After contracting polio as a boy, Bud strengthened his legs by shooting baskets and catching passes. In the seventh grade he organized soccer games between the neighborhoods; In high school, he was a football, basketball, and baseball star. Between high school and college he served in the Navy. At Great Lakes Naval Training Station, he played football for Paul Brown and basketball for Weeb Ewbank, both of whom went on to become coaches in the NFL

At the University of Minnesota, Grant was a two-time football All-Big Ten receiver, a two-year baseball star, and a three-year basketball regular. He never finished his studies, instead choosing to pursue a career in sports.

Although Grant was a first-round draft for the Philadelphia Eagles in 1950, he delayed his NFL debut to play for the Minneapolis Lakers of the NBA mid-senior year. He played as a backup for two seasons and was part of a title-winning team in his rookie year.

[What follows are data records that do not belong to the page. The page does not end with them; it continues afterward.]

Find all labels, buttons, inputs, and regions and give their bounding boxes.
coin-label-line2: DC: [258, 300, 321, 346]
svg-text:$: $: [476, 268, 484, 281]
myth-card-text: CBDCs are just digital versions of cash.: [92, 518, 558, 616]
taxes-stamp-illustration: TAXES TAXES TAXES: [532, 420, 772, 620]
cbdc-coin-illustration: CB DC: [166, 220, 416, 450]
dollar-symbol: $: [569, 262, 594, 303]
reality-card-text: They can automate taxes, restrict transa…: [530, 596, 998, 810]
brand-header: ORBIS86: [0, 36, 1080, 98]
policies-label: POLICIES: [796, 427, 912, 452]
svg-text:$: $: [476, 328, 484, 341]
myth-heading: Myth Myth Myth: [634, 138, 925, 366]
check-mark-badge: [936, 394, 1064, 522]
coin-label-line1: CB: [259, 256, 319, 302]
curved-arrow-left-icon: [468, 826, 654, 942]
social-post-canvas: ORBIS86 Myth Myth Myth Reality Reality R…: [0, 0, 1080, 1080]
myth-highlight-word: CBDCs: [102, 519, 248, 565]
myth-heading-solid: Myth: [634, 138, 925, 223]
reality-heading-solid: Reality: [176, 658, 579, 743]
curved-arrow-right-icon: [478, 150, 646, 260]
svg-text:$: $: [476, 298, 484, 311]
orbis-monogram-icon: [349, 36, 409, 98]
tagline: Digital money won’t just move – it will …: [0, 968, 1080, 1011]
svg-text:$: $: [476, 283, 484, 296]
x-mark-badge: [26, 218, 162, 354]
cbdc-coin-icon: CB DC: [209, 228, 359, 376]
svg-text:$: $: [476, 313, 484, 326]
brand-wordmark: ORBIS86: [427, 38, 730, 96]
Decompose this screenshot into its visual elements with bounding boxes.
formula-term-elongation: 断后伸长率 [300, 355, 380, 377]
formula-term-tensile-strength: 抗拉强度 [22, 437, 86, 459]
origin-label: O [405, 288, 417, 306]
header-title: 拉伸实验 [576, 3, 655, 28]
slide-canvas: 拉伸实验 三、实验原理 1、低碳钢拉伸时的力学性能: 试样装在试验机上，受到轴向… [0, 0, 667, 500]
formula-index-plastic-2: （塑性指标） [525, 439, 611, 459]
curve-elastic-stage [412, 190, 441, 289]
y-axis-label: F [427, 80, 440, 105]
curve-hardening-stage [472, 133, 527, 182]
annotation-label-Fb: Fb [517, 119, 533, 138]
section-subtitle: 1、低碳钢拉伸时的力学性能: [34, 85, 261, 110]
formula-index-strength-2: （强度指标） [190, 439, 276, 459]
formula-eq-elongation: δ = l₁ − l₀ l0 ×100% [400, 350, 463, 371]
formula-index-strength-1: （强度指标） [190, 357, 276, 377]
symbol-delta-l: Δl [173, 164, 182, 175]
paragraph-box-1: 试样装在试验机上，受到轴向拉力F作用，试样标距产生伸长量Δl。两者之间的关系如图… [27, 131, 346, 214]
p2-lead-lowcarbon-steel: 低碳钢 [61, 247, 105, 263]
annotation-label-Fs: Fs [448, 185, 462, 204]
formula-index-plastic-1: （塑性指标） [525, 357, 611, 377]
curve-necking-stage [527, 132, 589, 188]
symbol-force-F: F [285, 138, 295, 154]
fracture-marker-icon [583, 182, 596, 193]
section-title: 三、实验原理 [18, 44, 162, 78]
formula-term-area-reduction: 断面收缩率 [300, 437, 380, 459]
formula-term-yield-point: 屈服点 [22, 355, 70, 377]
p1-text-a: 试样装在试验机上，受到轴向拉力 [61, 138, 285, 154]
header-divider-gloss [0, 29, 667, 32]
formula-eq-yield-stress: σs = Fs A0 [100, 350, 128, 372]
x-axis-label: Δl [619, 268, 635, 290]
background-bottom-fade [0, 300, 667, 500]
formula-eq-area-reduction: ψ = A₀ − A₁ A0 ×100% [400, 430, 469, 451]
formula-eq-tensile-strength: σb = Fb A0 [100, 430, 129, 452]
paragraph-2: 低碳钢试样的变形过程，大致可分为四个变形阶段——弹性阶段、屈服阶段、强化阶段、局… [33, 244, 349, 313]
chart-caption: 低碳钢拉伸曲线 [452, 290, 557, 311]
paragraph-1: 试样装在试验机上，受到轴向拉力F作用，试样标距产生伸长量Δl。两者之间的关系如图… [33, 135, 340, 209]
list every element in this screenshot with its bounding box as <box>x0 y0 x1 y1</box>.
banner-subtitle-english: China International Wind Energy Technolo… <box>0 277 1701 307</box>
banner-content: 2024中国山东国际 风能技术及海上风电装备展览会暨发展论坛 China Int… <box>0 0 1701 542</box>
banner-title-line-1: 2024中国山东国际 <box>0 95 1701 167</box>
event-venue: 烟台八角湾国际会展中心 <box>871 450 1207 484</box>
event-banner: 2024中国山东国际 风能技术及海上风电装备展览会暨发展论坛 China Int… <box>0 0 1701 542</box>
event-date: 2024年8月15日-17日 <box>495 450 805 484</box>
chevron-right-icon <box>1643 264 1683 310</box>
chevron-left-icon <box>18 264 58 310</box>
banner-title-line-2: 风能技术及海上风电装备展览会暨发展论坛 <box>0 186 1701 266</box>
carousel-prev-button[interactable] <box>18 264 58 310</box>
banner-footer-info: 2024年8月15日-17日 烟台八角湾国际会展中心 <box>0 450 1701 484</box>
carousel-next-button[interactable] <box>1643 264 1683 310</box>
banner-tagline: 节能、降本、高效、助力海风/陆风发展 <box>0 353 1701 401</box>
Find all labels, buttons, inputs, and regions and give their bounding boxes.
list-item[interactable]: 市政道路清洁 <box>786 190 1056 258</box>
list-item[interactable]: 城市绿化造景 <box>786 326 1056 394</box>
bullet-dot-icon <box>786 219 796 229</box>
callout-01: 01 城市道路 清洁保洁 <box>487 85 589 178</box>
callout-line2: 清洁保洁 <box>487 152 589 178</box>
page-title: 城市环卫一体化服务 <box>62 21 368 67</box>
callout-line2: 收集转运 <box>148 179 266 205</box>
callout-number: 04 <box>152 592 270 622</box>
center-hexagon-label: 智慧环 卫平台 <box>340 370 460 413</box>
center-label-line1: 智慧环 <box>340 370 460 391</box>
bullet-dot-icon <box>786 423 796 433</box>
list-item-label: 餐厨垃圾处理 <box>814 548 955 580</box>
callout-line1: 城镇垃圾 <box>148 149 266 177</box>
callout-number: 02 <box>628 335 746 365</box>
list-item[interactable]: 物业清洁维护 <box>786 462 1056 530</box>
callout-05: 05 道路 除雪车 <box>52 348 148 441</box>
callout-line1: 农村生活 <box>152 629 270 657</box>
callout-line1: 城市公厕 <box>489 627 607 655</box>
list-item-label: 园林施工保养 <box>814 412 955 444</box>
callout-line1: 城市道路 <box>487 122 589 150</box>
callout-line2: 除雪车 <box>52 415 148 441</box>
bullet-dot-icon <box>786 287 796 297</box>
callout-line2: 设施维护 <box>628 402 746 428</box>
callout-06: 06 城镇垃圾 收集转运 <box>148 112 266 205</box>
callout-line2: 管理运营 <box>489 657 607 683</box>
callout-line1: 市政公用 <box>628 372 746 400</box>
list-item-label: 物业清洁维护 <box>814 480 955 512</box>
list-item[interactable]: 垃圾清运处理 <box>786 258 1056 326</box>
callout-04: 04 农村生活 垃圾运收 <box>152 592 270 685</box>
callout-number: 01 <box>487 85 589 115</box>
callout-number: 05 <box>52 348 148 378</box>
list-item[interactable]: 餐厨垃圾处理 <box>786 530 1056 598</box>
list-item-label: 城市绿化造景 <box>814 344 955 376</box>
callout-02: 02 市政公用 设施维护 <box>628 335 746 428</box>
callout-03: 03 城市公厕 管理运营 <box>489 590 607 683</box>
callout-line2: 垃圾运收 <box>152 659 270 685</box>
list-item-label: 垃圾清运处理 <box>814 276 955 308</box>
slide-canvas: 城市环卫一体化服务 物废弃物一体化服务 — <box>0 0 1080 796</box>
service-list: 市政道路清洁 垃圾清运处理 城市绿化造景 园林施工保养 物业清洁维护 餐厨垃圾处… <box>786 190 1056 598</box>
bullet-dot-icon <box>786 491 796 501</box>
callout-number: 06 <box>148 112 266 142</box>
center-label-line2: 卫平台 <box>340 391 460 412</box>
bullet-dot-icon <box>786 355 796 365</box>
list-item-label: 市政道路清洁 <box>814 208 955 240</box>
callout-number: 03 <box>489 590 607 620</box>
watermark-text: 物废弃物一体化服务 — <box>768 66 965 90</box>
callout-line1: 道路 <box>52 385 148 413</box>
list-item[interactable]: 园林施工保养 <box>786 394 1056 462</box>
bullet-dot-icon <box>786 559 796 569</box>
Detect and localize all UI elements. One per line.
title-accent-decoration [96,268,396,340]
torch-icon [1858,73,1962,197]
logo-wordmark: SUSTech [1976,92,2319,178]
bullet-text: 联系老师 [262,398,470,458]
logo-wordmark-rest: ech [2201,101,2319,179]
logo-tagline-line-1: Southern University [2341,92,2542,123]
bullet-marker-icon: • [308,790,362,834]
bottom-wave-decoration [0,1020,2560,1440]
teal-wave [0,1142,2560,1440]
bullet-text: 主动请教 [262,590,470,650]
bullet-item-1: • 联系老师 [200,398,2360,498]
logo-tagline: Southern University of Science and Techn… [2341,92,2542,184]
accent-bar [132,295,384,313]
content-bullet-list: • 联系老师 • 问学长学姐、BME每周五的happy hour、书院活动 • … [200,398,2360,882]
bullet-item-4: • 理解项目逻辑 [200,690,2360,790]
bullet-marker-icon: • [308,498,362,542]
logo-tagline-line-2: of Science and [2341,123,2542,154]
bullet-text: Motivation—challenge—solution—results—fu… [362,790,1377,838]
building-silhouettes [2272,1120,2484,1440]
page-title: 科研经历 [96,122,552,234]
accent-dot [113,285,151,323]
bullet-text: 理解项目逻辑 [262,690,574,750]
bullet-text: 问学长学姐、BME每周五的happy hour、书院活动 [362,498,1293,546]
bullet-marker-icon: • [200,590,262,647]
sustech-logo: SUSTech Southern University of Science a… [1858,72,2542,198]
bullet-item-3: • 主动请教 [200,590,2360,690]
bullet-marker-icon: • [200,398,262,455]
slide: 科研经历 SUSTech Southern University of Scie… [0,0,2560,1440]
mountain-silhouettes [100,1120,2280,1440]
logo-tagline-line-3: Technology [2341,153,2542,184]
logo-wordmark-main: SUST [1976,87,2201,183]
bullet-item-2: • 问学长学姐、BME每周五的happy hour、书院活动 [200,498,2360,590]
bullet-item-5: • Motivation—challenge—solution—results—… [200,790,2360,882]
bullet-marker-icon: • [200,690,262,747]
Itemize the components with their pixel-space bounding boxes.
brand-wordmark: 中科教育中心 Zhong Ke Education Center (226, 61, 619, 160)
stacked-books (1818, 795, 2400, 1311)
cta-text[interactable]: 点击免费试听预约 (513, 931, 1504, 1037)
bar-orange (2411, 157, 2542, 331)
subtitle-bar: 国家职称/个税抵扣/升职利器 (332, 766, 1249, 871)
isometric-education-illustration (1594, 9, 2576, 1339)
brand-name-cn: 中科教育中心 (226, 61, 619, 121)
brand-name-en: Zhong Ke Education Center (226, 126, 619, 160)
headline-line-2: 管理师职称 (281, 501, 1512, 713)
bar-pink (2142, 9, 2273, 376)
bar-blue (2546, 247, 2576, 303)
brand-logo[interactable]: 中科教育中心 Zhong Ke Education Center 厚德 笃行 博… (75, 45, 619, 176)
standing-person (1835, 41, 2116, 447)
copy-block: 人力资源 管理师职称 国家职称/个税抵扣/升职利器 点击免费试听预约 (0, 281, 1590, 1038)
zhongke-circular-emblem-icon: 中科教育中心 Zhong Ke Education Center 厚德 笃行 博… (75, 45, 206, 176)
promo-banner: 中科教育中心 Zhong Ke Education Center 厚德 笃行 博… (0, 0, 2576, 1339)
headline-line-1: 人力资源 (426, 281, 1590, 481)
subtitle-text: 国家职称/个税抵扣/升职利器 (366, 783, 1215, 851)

In 1951 he joined the Eagles. At 6-foot-3 and 200 pounds, Grant played defensive end as a freshman and became a receiver in his sophomore season. In 1952 he caught 56 ​​passes, the second most in the league.

After a contract dispute, Grant joined the Winnipeg Blue Bombers of the Canadian Football League and was the first professional player to exercise his option and transfer to another team. As a receiver and cornerback for the Blue Bombers, he led the Western Conference in pass receptions in three of his four seasons with the team. He intercepted a record five passes in a playoff game.

At 29, Grant was named Winnipeg’s head coach, and in 10 seasons (1957-66) he compiled a 102-56-2 regular-season record and won four Gray Cup championship games. He was voted CFL Coach of the Year in 1965 and was inducted into the CFL Hall of Fame in 1983.

Grant’s wife Pat died in 2009. He is survived by their two daughters, Kathy Fritz and Laurie Tangert, and three sons, Harry (known as Peter), Mike and Dan. Another son, Bruce, died in 2018. He is also survived by a brother, Jack; 20 grandchildren; and 21 great-grandchildren.

In a sport dominated by technocrats and strongmen, Grant showed there was another way to becoming a coach.

“I don’t know Bud can sketch five plays, but for heaven’s sake, does he know people?” Fran Tarkenton was quoted in Bud: The Other Side of the Glacier, a biography written by Bill McGrane and published in 1986. “He excels at leading people and making decisions. He’s where the buck stops.

“There is no committee; there is only Bud. He makes more sense than anyone I know.”